In any case, the appeal of network neutrality for me is in having another mechanism to enforce my contract with my broadband provider. I have exactly two broadband options where I live: the telco and the cableco. They have walked (more or less) in lockstep with each other when it comes to changes. Some of which have been to my benefit, some have not. My personal fear is that two things will happen and I will have no recourse to continue to receive the service I have today:

1) Both companies offer telephone service. Which means that both have an incentive to provide poorer quality service to Vonage or VoicePulse or any one of the other non-local VoIP providers. I use Vonage. They're dramatically cheaper than both the cableco and the telco. But if both of them degrade the vonage bits, I'm now forced to get phone service locally, in an environment with less competition. The broadband service that I signed up for was non-discrimantory. But there are now rents to be gained by being discriminatory. It's only a matter of time, and I see no recourse for me other than to provide them their rents.
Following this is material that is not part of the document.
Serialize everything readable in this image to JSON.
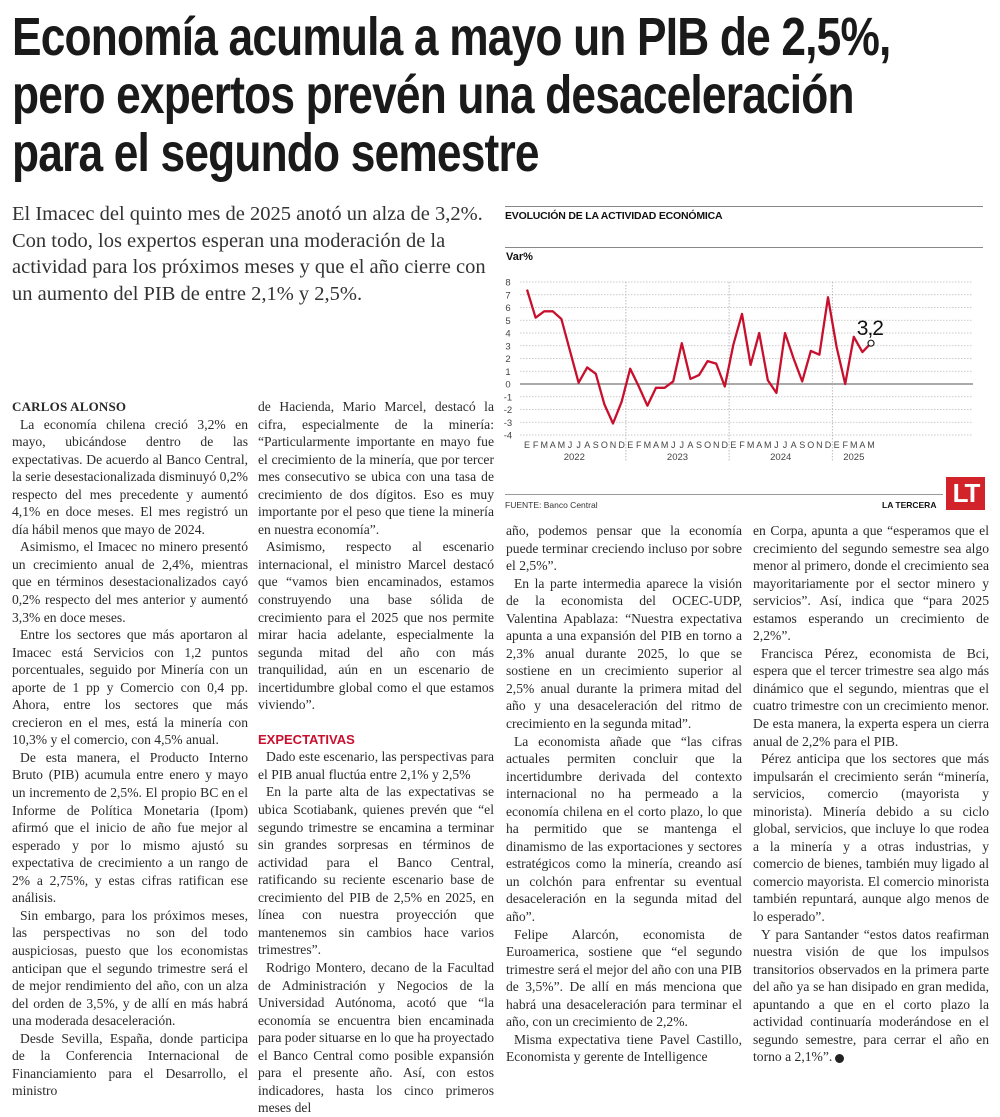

2) I run my own email gateway. By doing this, I have much greater control over incoming email. Although I post my email address all over the place (mark@hornclan.com) I get maybe 2-3 spams each year. Additionally, I can completely control email access that my 8 year old son has. The service that I signed up for allows me to do this. But if the telco and the cableco don't like it, my only recourse is very expensive. And, again, this is not what I signed up for.

The big problem that I have with all of this is that bandwidth is cheap, and getting cheaper. So both of these problems should simply not exist. Competing providers should be fighting to give me extra service not less service.

The appeal of network neutrality, to me, is to be able to enforce the service that I signed up for. From my perspective, last mile network provision is not competitive. If it were, I'd have a much easier way to enforce my contractual service: switch to someone else.

In this climate, what other options should I be thinking about?

KipEsquire writes:

Are you suggesting that Verizon, AT&T, BellSouth and Comcast have more of a free-market pedigree, and better free-market credentials, than Microsoft, eBay, Yahoo! and Google?

Preposterous.

Vincent Clement writes:

I think it is quite telling that the most regulated companies (telcos and cablecos) are opposed to net neutrality (aka regulation of the internet) while the least regulated companies (Google, Microsoft, eBay, Yahoo, etc) are in favor of net neutrality. That should tell supporters of net neutrality legislation something.

Mark Horn writes:

This article is a good answer to my previous set of questions. Basically, my answer assumption was that since the telcos and cablecos are regulated, it justifies further regulation in access and discrimination to prevent last mile censorship.

But the solution relies in looking at the other potential solution: remove the regulation and monopolies granted to telcos and cablecos on laying cable. I like this position.

Joshua Macy writes:

So you think that the telcos are lobbying hard to reduce their competitive advantage in manipulating government regulation? That seems unlikely to me.